Mapping with vg - protocol

  • What is going on with vg surject when a path position could not be identified?
  • Where to get the best workflows/pipelines to use? Are there any good, up-to-date tutorials?
  • How is the mapping influenced by the number of nodes and edges?
  • How can I find unmapped reads?
  • How can I get the variant calling to work?


Answers are mostly from Zamin Iqbal and Rachel Colquhoun.

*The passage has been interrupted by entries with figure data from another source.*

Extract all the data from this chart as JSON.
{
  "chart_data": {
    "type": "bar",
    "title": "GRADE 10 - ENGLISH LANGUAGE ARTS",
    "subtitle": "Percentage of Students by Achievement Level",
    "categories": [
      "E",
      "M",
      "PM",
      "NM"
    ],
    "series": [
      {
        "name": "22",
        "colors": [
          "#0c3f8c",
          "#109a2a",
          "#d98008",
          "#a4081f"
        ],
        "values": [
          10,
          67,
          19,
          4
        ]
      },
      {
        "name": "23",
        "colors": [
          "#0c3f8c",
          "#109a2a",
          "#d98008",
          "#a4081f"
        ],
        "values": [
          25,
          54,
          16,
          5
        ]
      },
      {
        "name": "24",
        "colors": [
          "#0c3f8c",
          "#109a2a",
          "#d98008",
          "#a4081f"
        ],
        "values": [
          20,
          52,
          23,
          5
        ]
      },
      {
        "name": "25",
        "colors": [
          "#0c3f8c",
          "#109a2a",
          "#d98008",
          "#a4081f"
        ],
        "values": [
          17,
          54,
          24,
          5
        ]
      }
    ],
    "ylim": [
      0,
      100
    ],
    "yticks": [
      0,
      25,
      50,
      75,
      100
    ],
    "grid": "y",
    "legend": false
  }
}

  • What are the numbers in the PRG file?
    • They are separators of different paths in the graph.
  • Why are single gene graphs so loopy?
    • This is due to the way Bandage visualises the graphs, maybe try a different tool.
  • Why don’t we get the same output when mapping single or multiple samples?
    • “There are slightly different output files when running pandora map on a single sample or pandora compare on several. The reason for this is that they are designed to be used in different scenarios. It doesn’t really make sense to run pandora map separately on many samples and then ‘merge’ the VCFs because each will be with respect to a different reference by default. However, we may want to know what gene sequences we see when we only have a single sample and that is why we still have pandora map as an option.”

pandora map

  • Where can I find gene presence/absence information?
    • There should be a matrix file. It can be inferred from the pandora.consensus.fq.gz file, since that contains all mosaic sequences for genes that were found in the sample.
  • Suggestion for fasta reference for VCF creation when using panX data?
    • That is not necessary to create a VCF file, you just need to use the --output_vcf or --genotype options (additional explanation here).
  • What does the de novo discovery do, exactly?
    • The de novo discovery tool can be used to augment/complement the original graph.
  • What are the graphs created after mapping?
  • What are the warnings “Input vcf_ref path was too short to be the ref” and “Could not find reference sequence in the PRG so using the consensus path” about?
    • These warnings can safely be ignored. They are being triggered by the default user behaviour which is not to provide a VCF reference. The first of these is already fixed in a pull request I’m waiting to merge in. We will update the code to stop the second being triggered also (or at least call it something other than warning).”

pandora compare

  • What are the sequences in pandora_multisample.vcf_ref.fa?
    • “The sequences in the pandora_multisample.vcf_ref.fa are the ‘reference sequence’ which the VCF is with respect to. Because the reference contains multiple alleles, we have to pick one of them to be the equivalent of the ‘wild type’. These reference sequences are chosen as paths through the graph, aiming to minimize the distance between each sample and this ‘reference’ (so that we get more SNPs in the VCF and fewer long alleles called)”
  • What is the GAPS value in the VCF files?
    • “When we calculate the coverage on an allele, we are actually calculating the coverage on kmers which cover the allele. Similarly, we can look at the fraction of these kmers which have no coverage. This is represented by the GAPS field. If an allele is the true allele, not only do we expect to see (relatively) consistent/high coverage over the allele, we also do not expect to see many kmers with no coverage overlapping that allele.”
  • What does it mean when a variant has almost equal forward and reverse coverage?
    • “For Illumina data, most variants should have almost equal forward and reverse coverage because we expect on average half of reads to have been generated in the forward direction along the genome, and half in the reverse. For Nanopore data, sequencing biases make it more likely to have a skew between the coverage each way.”
  • What is the reference in the VCF file?
    • The reference are the sequences in pandora_multisample.vcf_ref.fa.
  • Why does pandora compare leave out the last sample in the tab-separated sample list?
    • It seems the program expects an empty new line at the end of the file.